Hem sakince hem de objektif bir şekilde cevap verdim ama Kei, çileden çıktı.
“Ondan mı bahsediyorum?… Seninle çıkmanın gerçek dışı olduğunu ima ediyordum. Çok zekisin falan ama bu inceleri nasıl anlamıyorsun aklım almıyor?”
Kei ile bahar tatili itibariyle çıkmaya başlamıştık.
Birkaç ay geçmesine rağmen, hala birlikte gerçek bir randevuya çıkmamıştık. Normal bir liseli çift, gününü gün edip beraber sürekli zaman geçirirdi.
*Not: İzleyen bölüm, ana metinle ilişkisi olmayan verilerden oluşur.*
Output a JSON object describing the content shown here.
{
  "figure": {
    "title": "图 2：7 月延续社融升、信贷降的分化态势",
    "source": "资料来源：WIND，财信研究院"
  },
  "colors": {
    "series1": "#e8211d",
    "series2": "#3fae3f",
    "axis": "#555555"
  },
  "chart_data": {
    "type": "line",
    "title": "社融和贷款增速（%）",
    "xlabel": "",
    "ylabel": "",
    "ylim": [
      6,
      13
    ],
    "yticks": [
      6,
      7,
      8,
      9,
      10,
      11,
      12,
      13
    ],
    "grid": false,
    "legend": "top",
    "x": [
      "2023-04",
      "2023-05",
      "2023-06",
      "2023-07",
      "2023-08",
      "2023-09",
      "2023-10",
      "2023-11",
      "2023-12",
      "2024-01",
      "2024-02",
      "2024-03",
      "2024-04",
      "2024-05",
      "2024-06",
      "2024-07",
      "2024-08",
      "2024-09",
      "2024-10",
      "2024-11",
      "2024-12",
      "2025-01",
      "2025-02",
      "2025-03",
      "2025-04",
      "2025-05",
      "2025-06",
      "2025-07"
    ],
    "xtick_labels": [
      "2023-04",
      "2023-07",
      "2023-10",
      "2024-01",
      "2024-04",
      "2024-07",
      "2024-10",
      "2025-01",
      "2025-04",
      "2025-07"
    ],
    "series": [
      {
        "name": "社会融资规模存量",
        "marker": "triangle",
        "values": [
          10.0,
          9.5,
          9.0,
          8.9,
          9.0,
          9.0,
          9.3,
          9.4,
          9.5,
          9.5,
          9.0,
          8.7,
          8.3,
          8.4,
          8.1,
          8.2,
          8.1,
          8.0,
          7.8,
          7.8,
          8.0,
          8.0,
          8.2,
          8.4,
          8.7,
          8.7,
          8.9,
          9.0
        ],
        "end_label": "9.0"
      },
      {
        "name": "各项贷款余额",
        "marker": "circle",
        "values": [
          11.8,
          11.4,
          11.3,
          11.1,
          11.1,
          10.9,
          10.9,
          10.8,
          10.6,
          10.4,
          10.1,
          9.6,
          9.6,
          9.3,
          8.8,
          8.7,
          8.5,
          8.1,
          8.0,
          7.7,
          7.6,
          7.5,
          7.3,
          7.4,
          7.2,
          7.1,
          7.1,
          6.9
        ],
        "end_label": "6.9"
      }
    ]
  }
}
Biz ilişkimizi gizlediğimiz için, randevularımız diğer çiftlere göre çok daha az sıklıkla gerçekleşiyordu.
Birlikte görüşecek zamanı bulabilsek de gizlice görüşmek için çaba harcıyorduk.
İlişkimizi ilerletmek için fırsatımız nadir oluyordu.
“Peki ya sen, Kiyotaka? Sana gerçekmiş gibi geliyor mu?” “Bilmem. Öyle gibi de değil gibi de.”
“O ne demek be!”
Kei ile sevgili olduğumuz gerçekti.
Ancak, ilişkimizde hala gözle görülür bir gelişme olmamıştı.
“Dışarıda böyle gizlice buluşacağımızı hiç düşünmemiştim de. “
“Eh haklısın.”
Kei uzak ufka bakıp derin bir iç çekti.
“Yaklaşan açıklamada özel sınavla ilgili bize söylenenlere bağlı, benim için birkaç şey yapmanı isteyebilirim.”
“Tamamdır. Yapabileceğim bir şeyse, hallederim.”
Öncelikli olarak ona bu konudan bahsetmek için burada görüşme istemiştim. Gün bitene kadar telefonlarımızı kullanma hakkına sahip olduğumuz için, telefonla iletişim kurabiliriz. Tabii, gizlice görüşecek kadar kendimi öne atmama gerek yoktu. Çıktığımız için, yüz yüze görüşerek farklı ve ilginç bir deneyim yaşamak istedim.
Kısa bir süre sonra, gemide 9.sınıfların açıklamasının bittiğine dair bir duyuru yayınlandı.
“9. sınıfların işi bitmiş galiba. Birlikte gitmeyelim. ben önden gideceğim.”
İkimiz birlikte yürürken görülürsek şüphe çekeceğini bilen Kei, inisiyatifi kullanarak güverteden ayrıldı.